You don’t even have to look that hard, to see so many that are poor.

They eat rice four times a day because they don’t and could not have McD and Secret Recipe in between. They eat rice four times a day not because they are being excessive but because that is all they can have, that is all their mother left for them in the periok when the mother is out washing cloth at somebody’s house.

I know you could not feel their suffering because you just couldn’t. But even if you couldn’t, do not ever make fun of them. Never say anything that can be mistaken as making fun of them. Never ever tell them to eat less of the least that they are able to. Please do not do that. Not now. Not ever. Not even after you have become a minister. To say that hurt the poor. To say that is in a way seditious too.


Tuesday, May 06, 2008

Gong

A gong is drum like brass musical instrument used in traditional music. A single strike will emit a ‘gonnngggg’ sound with a rippling echo. Berdengung I think is apt to describe the effect.

Beating of a gong is now extensively used to signify opening of events like the opening of an upacara or like starting of trading day on the Bursa (KLSE). In the old movies, a gong is sounded just prior to a proclamation; normally reading of a king’s order. Old Malay hikayat, (this one, Hikayat Awang Sulong Merah Muda) beautifully described the effect of gong once sounded on rakyat jelata .

Yang capek datang bertongkat
Yang buta meraba-raba
Yang tuli leka bertanya
Yang kecil terambin lintang
Yang jarak tolak tolakan
Yang pendek tinjau meninjau
Yang kurap mengekor angin

(I have no idea what the last phrase mean)

In Kemasek, there is a village called Gong Chengal and in Kuala Terengganu a Gong Tok Nasik. There are also Gong Pak Chang near Kedai Buluh and Gong Pak Jin in Gong Badak. If I may deduce, the former was founded by the father of Hassan and the later by the father of a genie. Whether there is anymore jin living there I would not know.
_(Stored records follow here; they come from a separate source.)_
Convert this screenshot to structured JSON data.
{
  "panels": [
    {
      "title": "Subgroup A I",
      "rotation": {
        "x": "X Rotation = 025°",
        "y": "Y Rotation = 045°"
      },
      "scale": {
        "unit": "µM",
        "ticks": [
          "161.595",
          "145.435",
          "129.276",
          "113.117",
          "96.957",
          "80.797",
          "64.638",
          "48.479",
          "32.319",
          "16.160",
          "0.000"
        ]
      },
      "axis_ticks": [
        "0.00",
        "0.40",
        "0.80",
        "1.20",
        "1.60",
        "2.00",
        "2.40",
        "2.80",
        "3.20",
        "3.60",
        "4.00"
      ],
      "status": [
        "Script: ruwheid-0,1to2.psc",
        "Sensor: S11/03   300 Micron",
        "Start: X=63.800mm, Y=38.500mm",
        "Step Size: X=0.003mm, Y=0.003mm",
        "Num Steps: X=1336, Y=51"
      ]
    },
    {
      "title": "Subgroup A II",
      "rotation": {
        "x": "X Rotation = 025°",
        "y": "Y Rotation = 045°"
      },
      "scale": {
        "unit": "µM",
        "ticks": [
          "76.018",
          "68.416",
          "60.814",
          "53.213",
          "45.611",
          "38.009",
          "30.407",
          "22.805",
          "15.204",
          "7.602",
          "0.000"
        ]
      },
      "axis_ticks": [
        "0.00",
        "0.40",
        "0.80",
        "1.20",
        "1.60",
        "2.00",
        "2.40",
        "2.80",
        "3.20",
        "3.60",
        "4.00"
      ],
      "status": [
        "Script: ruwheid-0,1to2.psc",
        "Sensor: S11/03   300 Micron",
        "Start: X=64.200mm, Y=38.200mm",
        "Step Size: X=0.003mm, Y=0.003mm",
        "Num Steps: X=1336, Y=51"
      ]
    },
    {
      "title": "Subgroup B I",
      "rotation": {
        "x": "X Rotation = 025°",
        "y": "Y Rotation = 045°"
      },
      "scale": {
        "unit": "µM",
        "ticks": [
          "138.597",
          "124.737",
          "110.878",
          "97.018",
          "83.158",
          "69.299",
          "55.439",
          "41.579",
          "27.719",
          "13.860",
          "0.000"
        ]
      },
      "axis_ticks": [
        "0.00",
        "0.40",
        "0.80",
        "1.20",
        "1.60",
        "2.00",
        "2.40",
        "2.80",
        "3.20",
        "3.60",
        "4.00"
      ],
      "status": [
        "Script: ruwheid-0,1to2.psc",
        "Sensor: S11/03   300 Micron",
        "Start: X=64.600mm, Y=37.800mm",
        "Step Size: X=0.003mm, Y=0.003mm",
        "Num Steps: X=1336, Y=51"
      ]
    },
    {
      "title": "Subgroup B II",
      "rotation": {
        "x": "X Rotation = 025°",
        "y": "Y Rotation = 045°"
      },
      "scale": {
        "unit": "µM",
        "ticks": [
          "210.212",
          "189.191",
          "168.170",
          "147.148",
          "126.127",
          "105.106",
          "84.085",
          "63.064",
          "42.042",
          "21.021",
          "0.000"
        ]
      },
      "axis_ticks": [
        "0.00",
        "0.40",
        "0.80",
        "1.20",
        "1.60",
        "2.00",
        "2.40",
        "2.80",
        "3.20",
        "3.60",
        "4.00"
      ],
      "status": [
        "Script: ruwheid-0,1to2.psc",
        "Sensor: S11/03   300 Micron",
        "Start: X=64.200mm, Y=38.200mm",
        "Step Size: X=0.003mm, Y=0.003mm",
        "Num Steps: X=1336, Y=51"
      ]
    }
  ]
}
That gong in a village name refer to a higher piece of land or an elevated plateau as against ‘mengabang’ meaning a water logged area. Gong Badak unknown to many is located next to Mengabang Badak.

Gong to Terengganuan refers to a person, proud, big headed, an egoist – one in English idiom described as proud as a peacock. Imagine the peacock dance, just like the cock, cocky.

Awang tu, padang muka dia kalah pilihang raye, Baru jadi wakil rakyat sepenggal pong, gong do’oh lalu doh.

A gong person, like the land (as in Gong Badak) is elevated above and sounds equally berdengung if he ever utter anything. Maybe it was his nose that is elevated because a gong can be as what the Malay proverb describe as ‘hidung tinggi’ (high nose or tall nose?)

When writing a gong, be careful to space the a from the gong else it means something significantly significant. Agong means great. A gong on that respect is not an agong no matter how he pretend to be.

My father loves to dismiss a person as ubi atas gong especially to the kind that is stubborn or those that refuse to listen to other’s opinion, one that thinks that only he is right. I have no idea if is a Terengganu proverb because I could not find any official writing on it.